Among synthetically produced fillers, Dr. Ozog says, "Poly-L lactic acid initially was thought to be possibly the best candidate" for hand treatments. However, he says, it's fallen from favor primarily due to delayed (up to one year postinjection) nodule formation. Techniques used to reduce nodule formation include reconstituting the material with higher dilution volumes such as 7 cc of bacteriostatic saline and lidocaine, Dr. Ozog says. "Also, try to ensure that the product is adequately mixed at least 24 hours before use, and that it's properly agitated in the syringes so it spreads evenly."
Treating PLLA nodules often proves challenging, he adds. Options that have been used range from Kenalog (triamcinolone acetonide, Bristol-Myers Squibb) injections to surgical excision. "There have even been attempts to add additional filler, with HA, around the nodules to soften their appearance," he says. Injecting HA as a primary filler into the hands with a needle or cannula can provide a very natural look, Dr. Ozog says. One issue with HA gaining wide acceptance is that it provides less tissue longevity versus the newly approved CaHa, he says.

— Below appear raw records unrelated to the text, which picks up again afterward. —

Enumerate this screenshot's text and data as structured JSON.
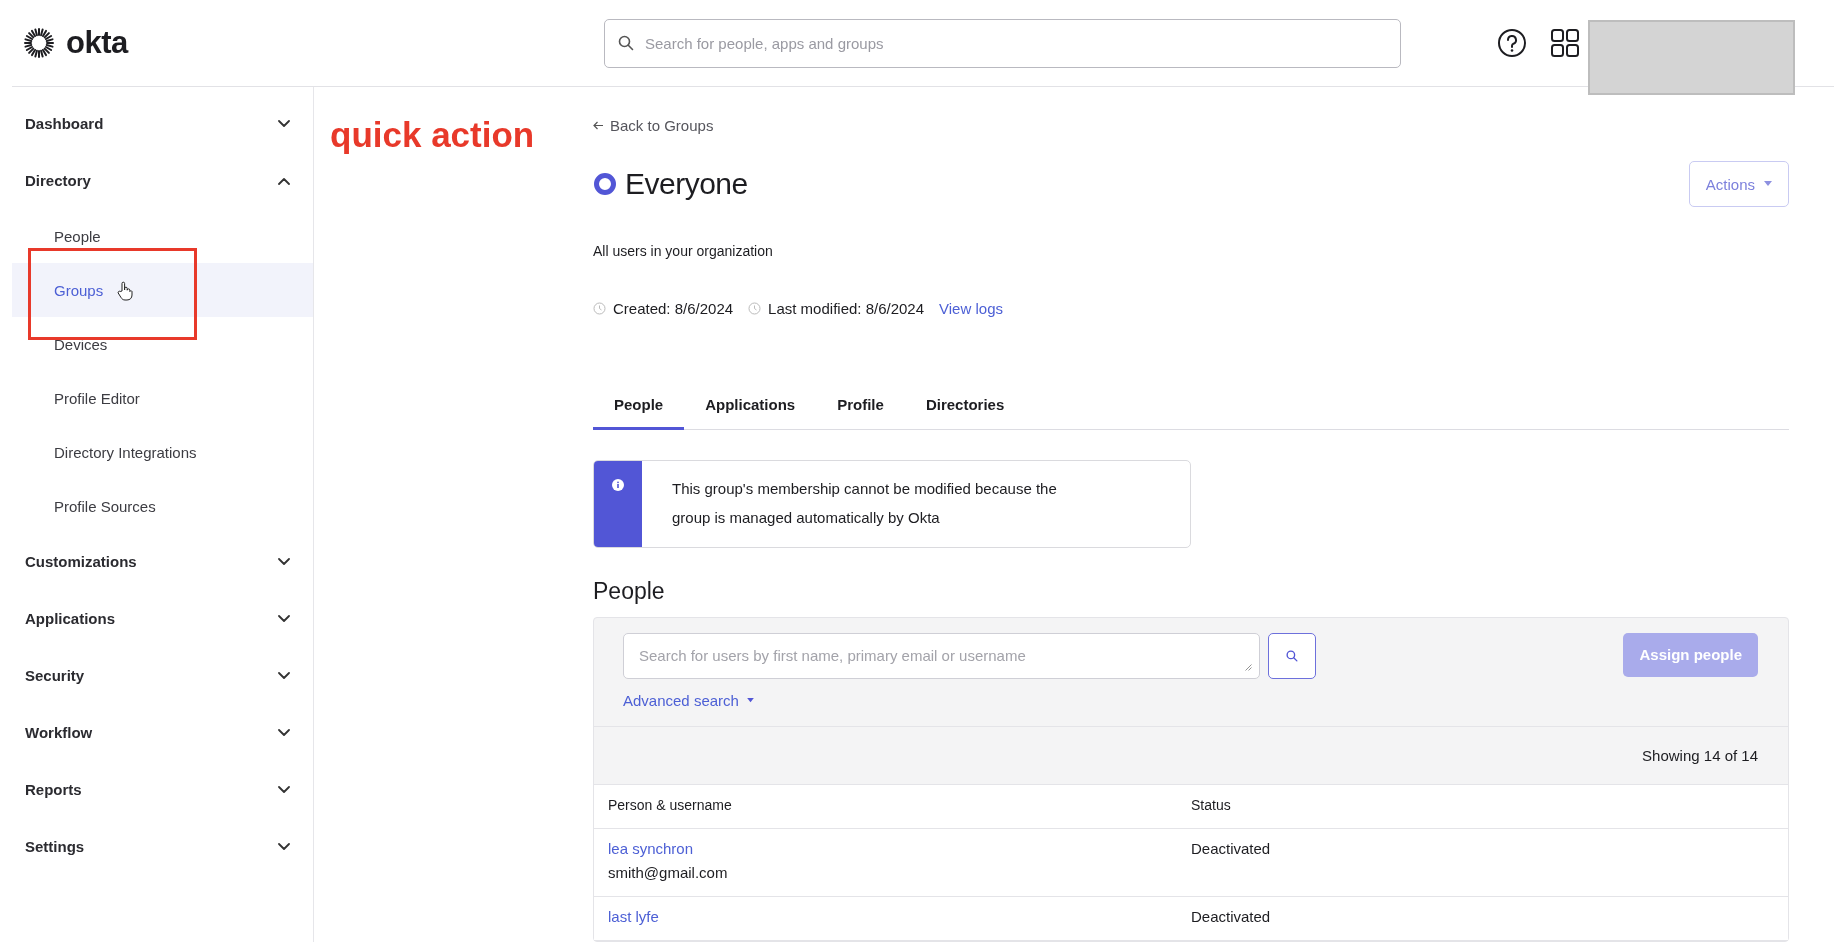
{
  "logo": {
    "text": "okta"
  },
  "search": {
    "placeholder": "Search for people, apps and groups"
  },
  "sidebar": {
    "items": [
      {
        "label": "Dashboard",
        "expanded": false
      },
      {
        "label": "Directory",
        "expanded": true,
        "children": [
          {
            "label": "People",
            "selected": false
          },
          {
            "label": "Groups",
            "selected": true
          },
          {
            "label": "Devices",
            "selected": false
          },
          {
            "label": "Profile Editor",
            "selected": false
          },
          {
            "label": "Directory Integrations",
            "selected": false
          },
          {
            "label": "Profile Sources",
            "selected": false
          }
        ]
      },
      {
        "label": "Customizations",
        "expanded": false
      },
      {
        "label": "Applications",
        "expanded": false
      },
      {
        "label": "Security",
        "expanded": false
      },
      {
        "label": "Workflow",
        "expanded": false
      },
      {
        "label": "Reports",
        "expanded": false
      },
      {
        "label": "Settings",
        "expanded": false
      }
    ]
  },
  "annotation": {
    "text": "quick action"
  },
  "page": {
    "back_link": "Back to Groups",
    "title": "Everyone",
    "actions_button": "Actions",
    "description": "All users in your organization",
    "created": "Created: 8/6/2024",
    "modified": "Last modified: 8/6/2024",
    "view_logs": "View logs",
    "tabs": [
      {
        "label": "People",
        "selected": true
      },
      {
        "label": "Applications",
        "selected": false
      },
      {
        "label": "Profile",
        "selected": false
      },
      {
        "label": "Directories",
        "selected": false
      }
    ],
    "notice": "This group's membership cannot be modified because the group is managed automatically by Okta",
    "section_title": "People",
    "people_search": {
      "placeholder": "Search for users by first name, primary email or username"
    },
    "advanced_search": "Advanced search",
    "assign_button": {
      "label": "Assign people",
      "disabled": true
    },
    "showing": "Showing 14 of 14",
    "table": {
      "columns": [
        "Person & username",
        "Status"
      ],
      "rows": [
        {
          "name": "lea synchron",
          "username": "smith@gmail.com",
          "status": "Deactivated"
        },
        {
          "name": "last lyfe",
          "status": "Deactivated"
        }
      ]
    }
  }
}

Female patient in her mid 50s, mild pruritus 2 days after CaHa injection. Photo: David Ozog, M.D.Treatment options for resurfacing hand skin include lasers and light sources. "For superficial lentigines and flat seborrheic keratoses," Dr. Ozog says, "A Q-switched laser is outstanding for patients with skin type 1 through 4." Alternatively, Dr. Ozog sometimes uses mild electrodesiccation on individual lesions, until a light frost appears.
For overall hand skin texture, "Multiple treatments with nonablative lasers, including the 1,550 nm and the 1,927 nm thulium, can be effective," he suggests. Both provide fractional nonablative treatments, leaving minute columns of thermal damage (including denatured epidermis and collagen) without vaporizing or charring tissue, he explains.
Among ablative lasers, "Both the fractional 2,940 nm erbium:YAG and the 10,600 nm fractional have been used." Due to the lack of pilosebaceous units and the increased risk of scarring and long-term erythema or hypopigmentation on the dorsal hand, said Dr. Ozog, reducing the total amount of energy used and planning on multiple treatment sessions are imperative.
"My rule of thumb is to go slowly on the hand, and use test spots on almost all individuals – particularly with ablative devices," he says.
Above all, counseling regarding side effects is crucial for patients to understand that the common complications, most notably swelling with filling agents, will occur but they're manageable and transient.
"We discuss elevation, and we will add steroids, either topically or orally, if patients are concerned," he says. Other techniques he addresses in his counseling and consent procedures include post-treatment compression and ice.
Finally, "I would not perform hand injections or other hand treatments within two weeks of any major upcoming events such as weddings, where the hands will be on display."
Disclosures: Dr. Ozog reports no relevant financial interests.